Et ils réenfouirent le doigt, la main, tout, comme on avait fait la veille. Puis ils allèrent quérir çà et là d'énormes galets et des quartiers de roches qu'ils entassèrent par dessus.

Oui, mais deux heures plus tard le doigt reparaissait; les pierres semblaient s'être écartées d'elles-mêmes, respectueusement, et formaient cercle à distance.

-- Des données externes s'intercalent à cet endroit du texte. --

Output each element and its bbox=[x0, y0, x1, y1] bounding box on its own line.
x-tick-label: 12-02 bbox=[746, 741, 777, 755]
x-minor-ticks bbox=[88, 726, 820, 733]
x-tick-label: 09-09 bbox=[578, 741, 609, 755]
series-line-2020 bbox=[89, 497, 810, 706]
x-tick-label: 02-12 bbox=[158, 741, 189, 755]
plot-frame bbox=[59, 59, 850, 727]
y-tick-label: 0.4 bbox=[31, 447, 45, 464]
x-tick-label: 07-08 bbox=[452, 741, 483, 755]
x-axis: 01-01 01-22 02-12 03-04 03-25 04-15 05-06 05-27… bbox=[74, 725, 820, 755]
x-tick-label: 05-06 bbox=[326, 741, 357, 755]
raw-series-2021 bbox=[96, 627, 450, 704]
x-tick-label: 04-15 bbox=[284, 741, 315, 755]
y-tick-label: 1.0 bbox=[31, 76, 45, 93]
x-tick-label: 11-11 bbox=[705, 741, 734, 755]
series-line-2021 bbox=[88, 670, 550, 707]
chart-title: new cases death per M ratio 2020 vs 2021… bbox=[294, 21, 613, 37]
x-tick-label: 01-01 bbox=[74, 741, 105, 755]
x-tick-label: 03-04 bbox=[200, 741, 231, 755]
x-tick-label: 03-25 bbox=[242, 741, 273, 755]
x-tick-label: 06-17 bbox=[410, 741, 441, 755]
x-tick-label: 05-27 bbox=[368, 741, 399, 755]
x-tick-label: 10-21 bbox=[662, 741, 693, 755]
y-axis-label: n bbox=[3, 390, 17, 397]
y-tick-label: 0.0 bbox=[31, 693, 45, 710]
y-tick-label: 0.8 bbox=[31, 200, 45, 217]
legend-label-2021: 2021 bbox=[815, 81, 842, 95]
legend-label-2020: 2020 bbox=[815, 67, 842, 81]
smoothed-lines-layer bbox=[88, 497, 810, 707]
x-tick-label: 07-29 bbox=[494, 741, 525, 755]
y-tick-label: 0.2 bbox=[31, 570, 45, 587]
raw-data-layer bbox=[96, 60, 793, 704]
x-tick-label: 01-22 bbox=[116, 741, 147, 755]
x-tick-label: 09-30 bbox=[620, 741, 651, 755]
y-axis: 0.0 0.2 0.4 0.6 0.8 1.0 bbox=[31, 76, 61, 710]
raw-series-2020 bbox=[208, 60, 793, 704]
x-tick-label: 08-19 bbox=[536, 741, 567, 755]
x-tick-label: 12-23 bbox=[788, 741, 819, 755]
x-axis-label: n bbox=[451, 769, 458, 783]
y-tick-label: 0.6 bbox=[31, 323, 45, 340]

Alors, on eut recours à d'autres moyens. Le recteur de Penvénan, accompagné d'un chantre et d'un enfant de chœur, vint conjurer le mort, en l'aspergeant d'eau bénite.
Mais le beau capitaine n'était probablement pas chrétien, car il ne se laissa pas conjurer.
– Il redemande son alliance! répéta la femme qui avait parlé la première fois.
Maintenant, chacun pensait comme elle. Mais où la trouver, cette alliance, où la trouver, pour la rendre? L'enfant de chœur, agenouillé dans le sable, dit :
– Ce doigt-là a été resoudé par la puissance de Dieu ou du diable, après avoir été coupé avec des dents. Et, certes, ces dents-là étaient aiguisées et fines.

Il n'avait pas achevé, que, par la route goémonneuse qui mène de la mer aux maisons de Buguélès, apparaissait Môna Paranthoën, la couturière. Du moins, les ménagères la reconnurent à sa robe de double-chaîne et à l'élégance fraîche de son tablier. Car de son visage on ne voyait rien, tellement il était entortillé de linges et de châles. Sur son corps si souple, elle avait l'air de porter une tête monstrueuse. Elle avançait lentement, exhalant une plainte sourde à chaque pas qu'elle faisait.

Lorsqu'elle fut arrivée au groupe, elle pria, du geste, qu'on la laissât passer.

Entre le pouce et l'index, elle tenait une grosse bague d'or... Vous devinez le reste!...

Les hommes voulurent faire un mauvais parti à Môn Paranthoën. Mais elle écarta les linges qui couvraient sa figure et leur montra sa bouche vide de dents, pleine de pus. On se contenta de la fuir, comme une pestiférée.

Je l'ai rencontrée plus d'une fois, vaguant par les chemins, la tête toujours enveloppée de haillons. Elle ne pouvait plus parler, mais elle geignait lugubrement.

Quant au capitaine étranger, depuis lors il repose en paix, sa belle alliance d'or au doigt, et rêvant, j'imagine, de la « douce » qui la lui avait donnée.